Muito pelo contrário, fui eu que muito aprendi no pouco tempo em que ali
trabalhei. Lembro esse tempo com muito prazer e saudade, uma vez que nunca
pertenci a uma Redação de gente tão bem-humorada quanto aquela. Esse bom humor
se refletia nos textos, nos títulos e às vezes na escolha dos assuntos
noticiados. O principal responsável por isso era Luiz Paulistano.
Já
me referi, aqui mesmo, noutras crônicas, a esse ambiente de camaradagem que nos
contaminava a todos.
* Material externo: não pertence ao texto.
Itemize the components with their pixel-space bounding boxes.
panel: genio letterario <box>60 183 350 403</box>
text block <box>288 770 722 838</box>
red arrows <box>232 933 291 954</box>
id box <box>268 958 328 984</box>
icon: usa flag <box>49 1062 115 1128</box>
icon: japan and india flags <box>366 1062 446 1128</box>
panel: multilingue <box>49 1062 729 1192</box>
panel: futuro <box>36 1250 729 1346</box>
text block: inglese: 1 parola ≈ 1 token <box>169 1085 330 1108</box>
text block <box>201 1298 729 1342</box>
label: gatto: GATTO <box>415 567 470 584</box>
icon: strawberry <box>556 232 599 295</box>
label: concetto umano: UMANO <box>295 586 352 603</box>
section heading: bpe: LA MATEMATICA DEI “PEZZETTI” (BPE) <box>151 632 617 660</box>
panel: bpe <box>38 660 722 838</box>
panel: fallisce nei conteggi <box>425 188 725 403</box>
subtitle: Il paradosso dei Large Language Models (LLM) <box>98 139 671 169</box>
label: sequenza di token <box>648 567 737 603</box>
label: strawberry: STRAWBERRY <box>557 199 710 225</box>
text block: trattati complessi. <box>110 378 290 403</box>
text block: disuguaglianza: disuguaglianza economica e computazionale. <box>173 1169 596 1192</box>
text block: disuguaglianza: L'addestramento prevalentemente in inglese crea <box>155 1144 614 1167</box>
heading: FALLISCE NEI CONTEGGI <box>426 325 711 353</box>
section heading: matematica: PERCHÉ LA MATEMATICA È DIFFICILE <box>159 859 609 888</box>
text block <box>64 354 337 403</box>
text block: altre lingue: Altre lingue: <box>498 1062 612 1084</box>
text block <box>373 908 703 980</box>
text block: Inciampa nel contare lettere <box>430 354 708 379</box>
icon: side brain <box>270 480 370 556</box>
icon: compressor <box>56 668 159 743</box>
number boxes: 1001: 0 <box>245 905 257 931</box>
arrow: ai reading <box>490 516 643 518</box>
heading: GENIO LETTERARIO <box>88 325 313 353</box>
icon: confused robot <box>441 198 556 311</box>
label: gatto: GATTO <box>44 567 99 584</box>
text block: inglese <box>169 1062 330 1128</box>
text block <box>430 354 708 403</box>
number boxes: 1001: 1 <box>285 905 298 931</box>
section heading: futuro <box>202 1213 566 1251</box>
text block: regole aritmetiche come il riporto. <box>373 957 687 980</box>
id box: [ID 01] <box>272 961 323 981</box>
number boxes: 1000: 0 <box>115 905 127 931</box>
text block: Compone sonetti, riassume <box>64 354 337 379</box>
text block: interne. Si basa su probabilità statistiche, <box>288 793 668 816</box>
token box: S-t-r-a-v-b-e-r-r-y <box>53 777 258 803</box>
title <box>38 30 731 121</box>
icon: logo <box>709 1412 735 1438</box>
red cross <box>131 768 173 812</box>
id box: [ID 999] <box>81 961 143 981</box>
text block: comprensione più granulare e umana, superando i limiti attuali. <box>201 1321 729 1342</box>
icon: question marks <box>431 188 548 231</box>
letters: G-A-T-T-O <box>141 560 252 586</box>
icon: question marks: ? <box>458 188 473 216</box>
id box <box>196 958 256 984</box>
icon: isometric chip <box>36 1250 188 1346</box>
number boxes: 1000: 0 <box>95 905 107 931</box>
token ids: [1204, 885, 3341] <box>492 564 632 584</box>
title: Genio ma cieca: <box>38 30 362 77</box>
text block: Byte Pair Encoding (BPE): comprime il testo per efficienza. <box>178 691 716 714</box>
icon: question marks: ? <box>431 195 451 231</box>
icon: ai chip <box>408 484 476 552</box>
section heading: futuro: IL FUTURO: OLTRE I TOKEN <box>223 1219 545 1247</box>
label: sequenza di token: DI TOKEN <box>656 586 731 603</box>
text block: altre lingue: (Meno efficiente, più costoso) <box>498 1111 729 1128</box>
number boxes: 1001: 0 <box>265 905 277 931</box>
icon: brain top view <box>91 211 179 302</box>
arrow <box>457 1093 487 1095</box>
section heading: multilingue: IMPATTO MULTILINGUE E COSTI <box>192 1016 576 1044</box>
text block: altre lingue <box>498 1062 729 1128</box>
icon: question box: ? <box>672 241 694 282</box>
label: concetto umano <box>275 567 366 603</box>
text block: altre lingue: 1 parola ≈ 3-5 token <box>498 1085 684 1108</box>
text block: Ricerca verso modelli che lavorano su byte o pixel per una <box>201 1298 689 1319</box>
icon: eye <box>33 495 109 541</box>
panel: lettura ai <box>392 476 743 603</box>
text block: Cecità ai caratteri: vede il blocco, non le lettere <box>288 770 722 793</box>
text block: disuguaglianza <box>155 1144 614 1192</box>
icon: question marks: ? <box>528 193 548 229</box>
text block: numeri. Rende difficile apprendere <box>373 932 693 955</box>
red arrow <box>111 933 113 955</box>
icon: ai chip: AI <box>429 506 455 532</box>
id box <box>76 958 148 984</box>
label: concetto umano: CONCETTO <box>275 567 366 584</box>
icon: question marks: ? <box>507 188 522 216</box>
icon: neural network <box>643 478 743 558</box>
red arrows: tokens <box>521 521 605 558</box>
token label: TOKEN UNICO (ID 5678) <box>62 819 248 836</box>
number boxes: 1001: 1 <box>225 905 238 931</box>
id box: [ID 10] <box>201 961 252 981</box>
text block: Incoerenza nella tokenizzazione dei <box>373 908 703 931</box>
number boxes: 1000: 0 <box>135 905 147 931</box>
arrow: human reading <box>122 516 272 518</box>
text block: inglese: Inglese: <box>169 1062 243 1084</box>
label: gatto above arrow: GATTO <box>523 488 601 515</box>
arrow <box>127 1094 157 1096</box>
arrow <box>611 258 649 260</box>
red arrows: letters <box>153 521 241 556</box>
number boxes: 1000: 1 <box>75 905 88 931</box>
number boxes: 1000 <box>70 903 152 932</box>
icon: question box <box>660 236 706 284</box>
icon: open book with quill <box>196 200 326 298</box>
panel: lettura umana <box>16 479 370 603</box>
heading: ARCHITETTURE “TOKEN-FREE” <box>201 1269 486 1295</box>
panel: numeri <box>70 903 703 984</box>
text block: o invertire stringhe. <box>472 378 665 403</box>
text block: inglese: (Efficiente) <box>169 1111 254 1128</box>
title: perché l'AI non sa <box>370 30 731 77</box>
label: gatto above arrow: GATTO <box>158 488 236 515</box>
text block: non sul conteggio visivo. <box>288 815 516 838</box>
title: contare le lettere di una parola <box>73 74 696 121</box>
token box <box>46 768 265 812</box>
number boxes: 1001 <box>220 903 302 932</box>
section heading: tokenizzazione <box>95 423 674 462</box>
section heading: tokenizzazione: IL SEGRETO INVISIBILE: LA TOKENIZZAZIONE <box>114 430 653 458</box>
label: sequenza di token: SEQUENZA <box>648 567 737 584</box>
Mas o "DC" não se limitou a isso: implantou no
jornalismo brasileiro a técnica redacional norte-americana do lide e do
sublide, que veio substituir, em nosso jornalismo, o velho "nariz de
cera".
A
nova técnica introduzia o leitor de imediato no fato que estava sendo
noticiado, já que, em dois parágrafos de quatro linhas cada, saberia o fato que
se queria contar, quem era o autor da ação, onde e quando ocorrera e por quê,
se fosse o caso.
Mas
o livro de Cecília Costa não se limita a nos contar a história do "Diário
Carioca". Vai adiante ao nos informar do desdobramento que aquela
experiência jornalística conheceu, quando alguns daqueles redatores
transferiram-se para o "Jornal do Brasil", em 1958, no momento em que
se iniciou a renovação do velho jornal, então transformado num veículo de anúncios
classificados. Nem Redação tinha mais, e as notícias eram transcrições do que
publicava a agência oficial do governo federal.
A
renovação do "Jornal do Brasil" começou, de fato, com o suplemento
literário (o "SDJB"), criado por Reynaldo Jardim no ano de 1956. O
êxito desse suplemento estimulou a condessa Pereira Carneiro, sua proprietária,
a renovar o próprio jornal. Chamou Odylo Costa Filho para fazê-lo.
O
acaso, como se sabe, é um fator decisivo na existência dos fatos e das pessoas.
E assim foi que, por acaso, fui parar na Redação do "JB", por
indicação de Carlos Castelo Branco. É que, àquela altura, já o "DC"
atrasava pagamento dos salários, e eu necessitava daquela grana para as
despesas da família.
Assim
foi que, por acaso, me tornei chefe do copidesque do "JB". Para
compô-lo, sugeri a Odylo a contratação de dois redatores: Jânio de Freitas e
José Ramos Tinhorão, ambos ex-colegas meus no "DC". A vinda de Jânio
-que era meu amigo desde quando trabalhamos na revista "Manchete"-
foi decisiva.
Com
a colaboração de Amílcar de Castro, começou uma revolução gráfica no
"JB". Já falei aqui, mas acho importante repetir: naquela época, as
primeiras páginas dos jornais eram ocupadas por matérias que continuavam nas
páginas de dentro, quaisquer páginas.
Jânio
mudou isso, ocupando a primeira página com resumos das notícias principais, que
estariam completas numas mesmas páginas, conforme o assunto. Isso obrigou a
escrever as matérias em tamanho definido. Assim nasceu o papel diagramado: cada
redator tinha que ater-se a um número exato de linhas.
O
jornal ganhou em organização e em clareza. Pode ser que exagere. A verdade,
porém, é que os demais jornais pouco a pouco absorveram essas inovações
surgidas no "Jornal do Brasil".
Cabe
ressaltar que uma parte importante do livro de Cecília são depoimentos que nos
mostram, sem mistificação, o que eram os jornais daquela época.